I've written a working example of my use case laying out these unsized ring-buffers consecutively in memory, but I feel it's hacky and not likely to be the best approach in terms of code cleanliness and performance.

Here's a list of things I do currently that stand out to me as areas of improvement:

  • Allocating and storing a *mut u8 via Vec and casting to fat pointers later
  • Multiple derefs of the same unchanged pointer
  • Not handling drop behavior - how should this be done?

My working example can be found at this playground.
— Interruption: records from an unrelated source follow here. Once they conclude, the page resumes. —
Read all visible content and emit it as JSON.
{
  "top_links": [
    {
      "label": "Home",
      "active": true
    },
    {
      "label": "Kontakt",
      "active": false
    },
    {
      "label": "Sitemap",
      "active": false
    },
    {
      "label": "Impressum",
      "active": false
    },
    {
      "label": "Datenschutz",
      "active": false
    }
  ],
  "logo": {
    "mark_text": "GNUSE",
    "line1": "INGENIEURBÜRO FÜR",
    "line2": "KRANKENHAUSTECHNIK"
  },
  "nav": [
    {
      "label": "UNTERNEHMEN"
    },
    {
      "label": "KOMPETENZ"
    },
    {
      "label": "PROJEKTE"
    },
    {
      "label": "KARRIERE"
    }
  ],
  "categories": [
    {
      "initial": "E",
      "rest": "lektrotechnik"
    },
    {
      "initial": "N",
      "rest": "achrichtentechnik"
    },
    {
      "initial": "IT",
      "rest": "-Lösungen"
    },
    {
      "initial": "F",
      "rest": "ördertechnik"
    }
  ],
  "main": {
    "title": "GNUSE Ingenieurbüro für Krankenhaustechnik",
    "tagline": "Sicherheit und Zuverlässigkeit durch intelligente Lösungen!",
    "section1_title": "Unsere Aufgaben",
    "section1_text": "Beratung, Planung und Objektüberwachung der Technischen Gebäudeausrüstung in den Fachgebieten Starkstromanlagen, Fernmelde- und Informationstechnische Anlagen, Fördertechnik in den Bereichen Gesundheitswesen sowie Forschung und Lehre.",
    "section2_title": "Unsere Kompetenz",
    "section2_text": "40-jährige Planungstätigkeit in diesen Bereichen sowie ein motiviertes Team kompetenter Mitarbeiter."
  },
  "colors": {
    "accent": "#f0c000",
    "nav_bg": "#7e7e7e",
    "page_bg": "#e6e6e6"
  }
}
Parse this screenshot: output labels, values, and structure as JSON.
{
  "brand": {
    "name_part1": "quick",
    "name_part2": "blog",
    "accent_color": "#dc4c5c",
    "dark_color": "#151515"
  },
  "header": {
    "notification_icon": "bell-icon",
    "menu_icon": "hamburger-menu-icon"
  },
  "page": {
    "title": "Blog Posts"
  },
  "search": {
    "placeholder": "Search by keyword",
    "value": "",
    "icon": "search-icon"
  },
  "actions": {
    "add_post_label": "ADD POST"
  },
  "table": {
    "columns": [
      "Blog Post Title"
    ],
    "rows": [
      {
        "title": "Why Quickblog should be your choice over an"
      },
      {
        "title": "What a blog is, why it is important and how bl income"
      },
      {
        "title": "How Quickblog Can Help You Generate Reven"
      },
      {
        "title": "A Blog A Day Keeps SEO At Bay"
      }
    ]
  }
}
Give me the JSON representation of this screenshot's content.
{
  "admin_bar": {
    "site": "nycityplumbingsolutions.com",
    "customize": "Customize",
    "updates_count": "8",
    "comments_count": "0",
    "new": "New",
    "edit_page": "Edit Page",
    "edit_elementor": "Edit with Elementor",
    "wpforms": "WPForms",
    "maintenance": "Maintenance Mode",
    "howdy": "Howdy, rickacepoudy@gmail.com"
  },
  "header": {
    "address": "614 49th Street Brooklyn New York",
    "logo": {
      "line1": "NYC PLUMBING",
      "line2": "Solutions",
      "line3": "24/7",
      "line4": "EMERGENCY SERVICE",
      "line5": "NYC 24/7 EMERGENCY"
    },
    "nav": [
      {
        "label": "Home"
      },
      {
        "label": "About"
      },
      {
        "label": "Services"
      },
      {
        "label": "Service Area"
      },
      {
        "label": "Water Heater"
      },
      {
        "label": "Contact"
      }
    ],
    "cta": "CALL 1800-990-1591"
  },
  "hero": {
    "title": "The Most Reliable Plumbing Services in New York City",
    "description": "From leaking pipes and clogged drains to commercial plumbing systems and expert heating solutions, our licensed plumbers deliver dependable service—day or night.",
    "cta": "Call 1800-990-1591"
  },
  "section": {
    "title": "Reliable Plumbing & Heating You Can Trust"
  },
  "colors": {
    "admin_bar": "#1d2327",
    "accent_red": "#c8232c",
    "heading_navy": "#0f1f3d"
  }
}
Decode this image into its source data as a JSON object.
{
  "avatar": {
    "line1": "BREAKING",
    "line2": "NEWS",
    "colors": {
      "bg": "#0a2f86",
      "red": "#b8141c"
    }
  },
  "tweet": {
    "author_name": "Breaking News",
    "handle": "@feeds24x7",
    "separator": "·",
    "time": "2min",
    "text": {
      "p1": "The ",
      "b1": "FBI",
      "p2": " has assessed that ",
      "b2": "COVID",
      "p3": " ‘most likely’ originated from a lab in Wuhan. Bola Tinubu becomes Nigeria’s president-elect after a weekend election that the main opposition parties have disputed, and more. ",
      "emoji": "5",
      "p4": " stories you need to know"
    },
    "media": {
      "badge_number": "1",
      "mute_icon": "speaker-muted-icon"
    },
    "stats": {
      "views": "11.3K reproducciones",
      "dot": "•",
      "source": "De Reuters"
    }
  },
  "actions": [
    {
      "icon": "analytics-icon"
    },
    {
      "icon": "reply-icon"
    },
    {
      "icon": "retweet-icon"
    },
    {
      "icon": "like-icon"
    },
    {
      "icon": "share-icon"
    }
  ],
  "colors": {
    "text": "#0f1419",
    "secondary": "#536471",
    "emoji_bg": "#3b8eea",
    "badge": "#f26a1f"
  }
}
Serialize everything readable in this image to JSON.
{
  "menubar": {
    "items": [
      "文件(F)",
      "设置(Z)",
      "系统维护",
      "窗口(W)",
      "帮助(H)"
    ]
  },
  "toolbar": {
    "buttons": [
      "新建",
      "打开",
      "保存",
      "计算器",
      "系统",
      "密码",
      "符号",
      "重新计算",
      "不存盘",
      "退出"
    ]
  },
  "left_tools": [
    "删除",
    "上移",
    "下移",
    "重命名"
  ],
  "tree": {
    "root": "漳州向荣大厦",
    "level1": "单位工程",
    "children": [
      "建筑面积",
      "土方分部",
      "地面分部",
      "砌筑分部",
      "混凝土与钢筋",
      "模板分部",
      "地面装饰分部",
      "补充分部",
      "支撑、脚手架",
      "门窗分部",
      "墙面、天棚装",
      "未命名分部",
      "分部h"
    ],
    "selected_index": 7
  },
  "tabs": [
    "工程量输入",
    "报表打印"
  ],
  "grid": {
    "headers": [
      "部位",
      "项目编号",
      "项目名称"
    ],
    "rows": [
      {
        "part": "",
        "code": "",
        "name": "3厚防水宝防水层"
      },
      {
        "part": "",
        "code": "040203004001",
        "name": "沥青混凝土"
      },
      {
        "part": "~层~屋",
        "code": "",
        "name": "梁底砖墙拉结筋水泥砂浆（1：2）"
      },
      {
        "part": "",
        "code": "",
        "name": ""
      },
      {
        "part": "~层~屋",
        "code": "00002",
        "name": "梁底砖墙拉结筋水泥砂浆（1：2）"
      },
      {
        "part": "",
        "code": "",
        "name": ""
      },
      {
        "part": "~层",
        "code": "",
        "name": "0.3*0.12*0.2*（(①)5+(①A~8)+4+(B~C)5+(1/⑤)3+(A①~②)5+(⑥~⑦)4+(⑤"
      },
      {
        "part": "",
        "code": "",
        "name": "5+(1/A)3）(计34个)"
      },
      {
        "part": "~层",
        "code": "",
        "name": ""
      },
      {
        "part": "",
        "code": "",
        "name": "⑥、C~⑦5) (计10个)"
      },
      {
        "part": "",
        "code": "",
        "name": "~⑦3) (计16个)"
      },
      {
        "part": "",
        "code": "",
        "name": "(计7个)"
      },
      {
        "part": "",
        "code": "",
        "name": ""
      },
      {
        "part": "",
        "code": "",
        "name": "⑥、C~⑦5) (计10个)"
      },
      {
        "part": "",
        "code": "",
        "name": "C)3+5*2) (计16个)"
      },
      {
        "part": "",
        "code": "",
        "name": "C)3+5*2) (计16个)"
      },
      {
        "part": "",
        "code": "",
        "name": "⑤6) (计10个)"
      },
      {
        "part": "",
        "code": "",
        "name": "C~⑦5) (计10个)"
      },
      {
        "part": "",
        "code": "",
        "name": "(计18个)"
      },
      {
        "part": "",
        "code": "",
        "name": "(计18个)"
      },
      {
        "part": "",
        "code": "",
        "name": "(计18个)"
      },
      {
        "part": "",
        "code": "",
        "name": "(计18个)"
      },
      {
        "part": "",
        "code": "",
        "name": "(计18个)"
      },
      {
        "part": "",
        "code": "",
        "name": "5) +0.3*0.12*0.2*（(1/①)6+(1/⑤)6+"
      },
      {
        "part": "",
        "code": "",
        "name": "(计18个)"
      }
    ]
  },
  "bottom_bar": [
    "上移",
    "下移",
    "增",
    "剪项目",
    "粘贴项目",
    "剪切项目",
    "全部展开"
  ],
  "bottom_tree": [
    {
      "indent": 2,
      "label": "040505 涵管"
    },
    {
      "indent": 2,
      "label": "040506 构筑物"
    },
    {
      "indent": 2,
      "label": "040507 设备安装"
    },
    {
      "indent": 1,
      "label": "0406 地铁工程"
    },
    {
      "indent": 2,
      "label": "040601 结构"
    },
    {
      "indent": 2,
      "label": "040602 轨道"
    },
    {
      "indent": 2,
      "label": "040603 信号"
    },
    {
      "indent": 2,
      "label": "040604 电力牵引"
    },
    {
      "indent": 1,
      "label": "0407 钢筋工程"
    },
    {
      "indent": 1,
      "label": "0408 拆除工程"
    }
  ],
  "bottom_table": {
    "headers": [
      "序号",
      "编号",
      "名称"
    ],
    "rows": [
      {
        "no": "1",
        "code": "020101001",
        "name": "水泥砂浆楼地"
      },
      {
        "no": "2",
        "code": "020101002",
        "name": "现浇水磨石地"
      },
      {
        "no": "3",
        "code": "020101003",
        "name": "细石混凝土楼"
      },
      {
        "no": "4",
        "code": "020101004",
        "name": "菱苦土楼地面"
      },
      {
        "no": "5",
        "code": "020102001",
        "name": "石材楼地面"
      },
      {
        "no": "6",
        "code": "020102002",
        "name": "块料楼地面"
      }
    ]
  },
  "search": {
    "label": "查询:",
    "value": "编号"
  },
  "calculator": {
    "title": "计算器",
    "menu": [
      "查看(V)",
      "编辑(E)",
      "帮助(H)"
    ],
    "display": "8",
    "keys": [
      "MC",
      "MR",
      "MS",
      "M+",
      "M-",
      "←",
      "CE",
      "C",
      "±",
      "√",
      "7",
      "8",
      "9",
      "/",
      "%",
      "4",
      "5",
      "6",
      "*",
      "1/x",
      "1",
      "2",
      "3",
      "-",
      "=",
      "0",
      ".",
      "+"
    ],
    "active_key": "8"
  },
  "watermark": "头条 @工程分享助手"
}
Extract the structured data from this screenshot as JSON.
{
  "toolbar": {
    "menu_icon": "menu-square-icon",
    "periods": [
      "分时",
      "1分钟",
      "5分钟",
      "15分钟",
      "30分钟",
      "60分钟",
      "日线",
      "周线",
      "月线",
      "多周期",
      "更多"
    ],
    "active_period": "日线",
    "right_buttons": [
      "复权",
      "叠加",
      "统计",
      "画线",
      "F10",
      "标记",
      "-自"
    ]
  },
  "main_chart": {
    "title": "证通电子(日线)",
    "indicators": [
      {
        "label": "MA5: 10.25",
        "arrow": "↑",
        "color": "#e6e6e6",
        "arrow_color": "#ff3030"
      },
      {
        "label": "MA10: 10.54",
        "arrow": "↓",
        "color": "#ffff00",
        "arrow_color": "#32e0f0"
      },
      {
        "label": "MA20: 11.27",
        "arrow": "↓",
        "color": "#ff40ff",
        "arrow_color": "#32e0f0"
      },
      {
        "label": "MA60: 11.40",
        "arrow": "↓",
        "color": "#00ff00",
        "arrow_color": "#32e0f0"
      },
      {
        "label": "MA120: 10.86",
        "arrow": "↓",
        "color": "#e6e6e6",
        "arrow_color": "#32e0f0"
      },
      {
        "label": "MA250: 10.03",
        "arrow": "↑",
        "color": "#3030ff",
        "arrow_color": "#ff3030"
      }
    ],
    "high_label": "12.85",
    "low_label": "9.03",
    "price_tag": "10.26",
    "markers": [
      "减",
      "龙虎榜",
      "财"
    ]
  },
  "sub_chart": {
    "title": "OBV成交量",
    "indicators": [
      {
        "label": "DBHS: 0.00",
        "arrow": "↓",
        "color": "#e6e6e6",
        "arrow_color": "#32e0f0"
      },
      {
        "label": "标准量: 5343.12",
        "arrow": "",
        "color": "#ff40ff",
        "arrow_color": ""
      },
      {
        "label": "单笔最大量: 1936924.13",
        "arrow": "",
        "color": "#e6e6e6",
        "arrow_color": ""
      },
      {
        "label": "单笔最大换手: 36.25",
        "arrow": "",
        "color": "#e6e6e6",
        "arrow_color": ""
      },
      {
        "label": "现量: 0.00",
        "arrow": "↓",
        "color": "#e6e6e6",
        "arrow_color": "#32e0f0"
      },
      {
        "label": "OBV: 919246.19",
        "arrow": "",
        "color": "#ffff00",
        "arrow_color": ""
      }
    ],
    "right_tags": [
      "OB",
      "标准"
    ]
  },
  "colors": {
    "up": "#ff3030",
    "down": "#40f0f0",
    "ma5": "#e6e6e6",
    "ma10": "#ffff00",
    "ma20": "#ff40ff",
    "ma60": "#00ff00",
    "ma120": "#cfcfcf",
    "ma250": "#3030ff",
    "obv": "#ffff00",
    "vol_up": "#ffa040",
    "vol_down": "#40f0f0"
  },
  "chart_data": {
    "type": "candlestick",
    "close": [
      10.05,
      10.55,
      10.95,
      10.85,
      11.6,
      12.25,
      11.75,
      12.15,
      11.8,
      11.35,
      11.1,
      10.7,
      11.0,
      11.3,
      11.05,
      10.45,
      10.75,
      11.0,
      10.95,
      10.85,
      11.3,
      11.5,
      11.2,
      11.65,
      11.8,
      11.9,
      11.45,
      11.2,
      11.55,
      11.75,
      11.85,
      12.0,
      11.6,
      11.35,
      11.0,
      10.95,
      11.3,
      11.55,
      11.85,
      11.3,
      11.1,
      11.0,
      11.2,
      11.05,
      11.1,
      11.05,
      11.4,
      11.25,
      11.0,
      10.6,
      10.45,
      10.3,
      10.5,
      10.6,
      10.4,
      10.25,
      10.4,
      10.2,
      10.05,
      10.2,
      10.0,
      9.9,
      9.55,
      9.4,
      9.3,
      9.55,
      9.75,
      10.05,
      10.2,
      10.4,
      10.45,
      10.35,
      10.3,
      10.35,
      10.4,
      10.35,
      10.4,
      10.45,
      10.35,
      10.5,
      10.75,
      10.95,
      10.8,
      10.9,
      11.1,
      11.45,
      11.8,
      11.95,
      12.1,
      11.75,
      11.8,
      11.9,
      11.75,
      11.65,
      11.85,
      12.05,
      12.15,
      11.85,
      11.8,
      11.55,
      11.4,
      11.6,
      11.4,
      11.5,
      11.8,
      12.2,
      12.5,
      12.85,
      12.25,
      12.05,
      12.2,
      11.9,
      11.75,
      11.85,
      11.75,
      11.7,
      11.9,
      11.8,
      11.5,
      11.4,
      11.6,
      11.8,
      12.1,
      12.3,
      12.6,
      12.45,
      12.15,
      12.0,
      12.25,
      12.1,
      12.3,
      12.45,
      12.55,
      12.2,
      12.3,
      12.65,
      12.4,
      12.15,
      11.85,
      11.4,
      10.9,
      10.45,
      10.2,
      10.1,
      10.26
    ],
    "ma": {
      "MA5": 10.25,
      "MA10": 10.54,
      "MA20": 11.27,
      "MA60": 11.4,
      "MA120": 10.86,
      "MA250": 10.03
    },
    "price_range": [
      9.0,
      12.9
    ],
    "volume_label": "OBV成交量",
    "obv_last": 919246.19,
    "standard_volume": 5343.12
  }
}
I wanted to note that this thread was especially helpful in understanding the basic approach.

If someone could look this over and give their advice, I would really appreciate it!

This is okay if you're doing it right, but you're doing it wrong — the Vec and its allocation is freed as soon as it's created. You need to “forget” the Vec instead of discarding it. The cleanest way to do this currently available is to wrap the Vec in a mem::ManuallyDrop before taking the pointer.

Miri instantly detects this. You should always test unsafe data structure code under Miri. (It's available under the Tools menu in the Playground, or you can run it locally too.)

There are many ways to do this, including:

  • Drain your collection: whatever operation you have for removing elements, call that repeatedly until no elements remain. This has the advantage of needing no new unsafe code, but it may be slower.

  • Inside a impl Drop for ConsecutiveRingBuffers, construct slice pointers to the entire contents of each ring buffer (this may require two each depending on the state of the buffer), then call ptr::drop_in_place() on each one. You can have a look at how VecDeque does it.

2 Likes

You’re allocating the buffer via Vec<u8>, which has alignment 1. usize (and likely also T) has a larger alignment requirement than this, so it’s UB to generate & or &mut references to pretty much anything inside the buffer right now. You’ve basically got two routes to fix this:

  • Use ptr::read_unaligned everywhere instead of generating references
  • Change your allocation strategy to be alignment-aware

Edit: I updated your code to hopefully fix the alignment issues, but there’s still a missing Drop implementation for RingBuffer<T>. Miri doesn’t complain anymore, but this isn’t really my area of expertise— There may still be something quite wrong.

2 Likes

Thank you both for your help and advice!

@2e71828 your playground link was really helpful, I would have been lost without it. Thanks again!